2. Thy baby shall never know a pacifier.
3. Thou must breastfeed until the baby is ready to leave for college or has reached adulthood, whichever comes first (it’s like a car warranty).
4. Thou must hand-prepare all of baby’s food. Using pre-packaged food, is a SIN.
5. Thou must present an ever-smiling countenance, even when sleep-deprived and exhausted. To express even the slightest bit of discomfort is an EVEN BIGGER SIN.
These are the basic 5. Please feel free to add others.
Gimme a break, folks. When my mother landed in the USA, for my baby’s birth, she brought with her a dozen or more cloth triangles, in cute baby colors – pink, lemon yellow, blue. Ignorant me, I had no clue what they were. When I realized they were cloth diapers, we laughed over the cutesy colors. My Mom is a big proponent of Commandment #1. Needless to say, after the first few days, after cleaning up lots of black-looking poop, and washing innumerable cloth diapers, neither my husband nor I were quite as excited about them.
I have had a long-standing battle with pacifiers. For the uninitiated, these are devices which soothe a baby and are made possible by advancements in moulded plastic (or whatever – I don’t give a hoot, they are there, aren’t they ?). With my first kid, I wrung my hands and agonized over whether I should or should not – disapproving folk told me they would effect tooth development. To make a long story short, I caved. And bought pacifiers. Lots of them. Even now, with my kids beyond that stage, I routinely find pacifiers under sofa cushions and under beds.
Pacifiers however, have a technical design flaw. Babies can spit them out. And lose them. And then they’ll bawl their eyes out. With my second kid, greater wisdom and all, we got the kid a pacifier holder, which is a string thing with a clip at one end, and a pacifier at the other. The clip neatly attaches to baby’s clothing, so that once spit out, the pacifier can’t go very far. I mean, I love the internet and all, but then I loved these pacifier attachment thingies even more.
It’s not like I have a problem with the above commandments (except that they’re insane) – you want to breastfeed your kid until the kid is old enough to come tapping on your mammary glands in public, whenever they need nutrition (I’ve seen it happen) – go ahead. More power to you. But don’t expect me to do the same. And don’t tell me what’s good for my baby. I know.

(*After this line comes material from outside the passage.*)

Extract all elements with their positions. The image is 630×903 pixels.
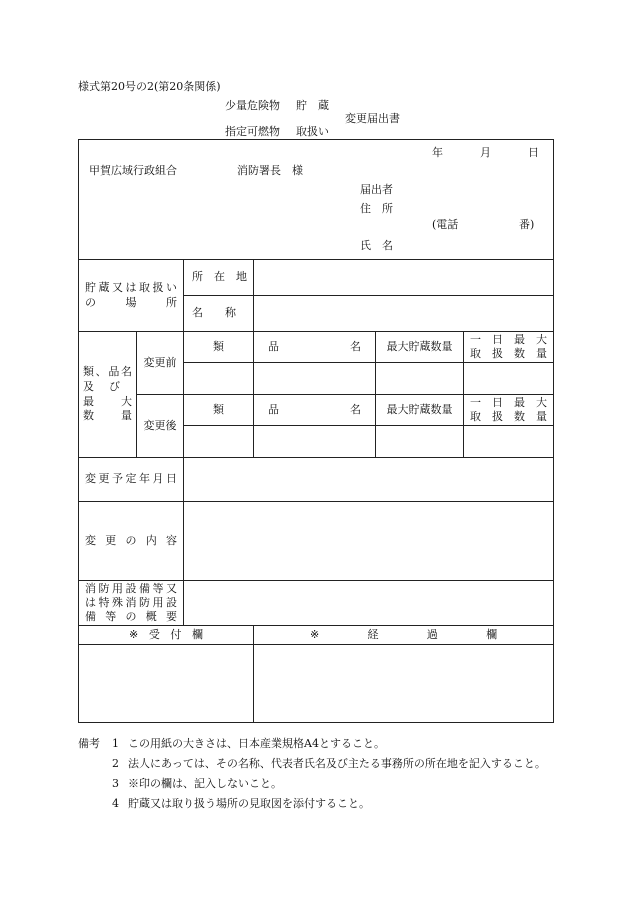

Of course, if you violate any of the above Commandments, you get the Scarlet M – the dreaded BAD MOTHER tag. It looms large, it’s everywhere. It’s there when you mention that you went back to work really quick, and the kid’s went to a sitter. It’s there when you mention that the kid’s watch their movie when you watch yours. It’s there when you decide you want time to read a book, a little me-only time. It’s there when you admit (even to yourself) that you need more stimulation than just baby-talk all day. It’s there when you want to speak your mind, and tell them just how you feel. The Fear of Being Called a Bad Mother is at the #3 slot – you know, right after the fear of cancer and fear of public speaking .

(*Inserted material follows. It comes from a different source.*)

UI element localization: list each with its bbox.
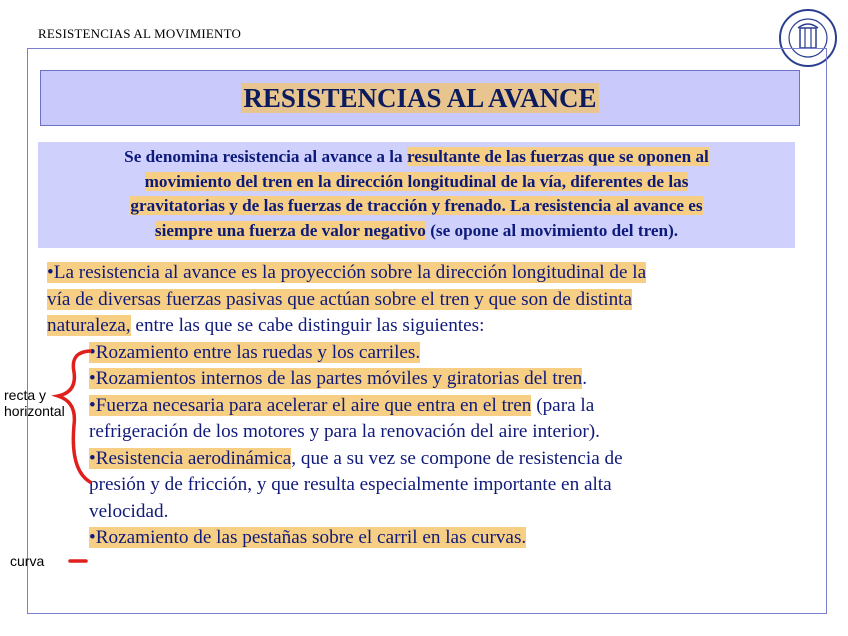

When I became a Mom, I had no clue what to do. I was afraid of holding my daughter lest I injure her fragile neck, and the gap in the cranium freaked me out. Like what, they have a hole in the skull ? What if we nitwit parents can’t handle her properly ? Anyway, beyond those first few days, you begin to realise that poop does not smell like rose-petals (we each had mapped the day into diaper-changing turns). My Mom, when she noticed us wrinkling our noses at the smell, said it’d get worse as the baby ate more solid food. I thought, at the time, that that was quite an unnecessary piece of information, although she couldn’t stop laughing
Anyway, what it boils down to is that when the kids are not pooping, they generally like watching SpongeBob, give kisses unasked, and smell like GOODNESS. The very pure variety.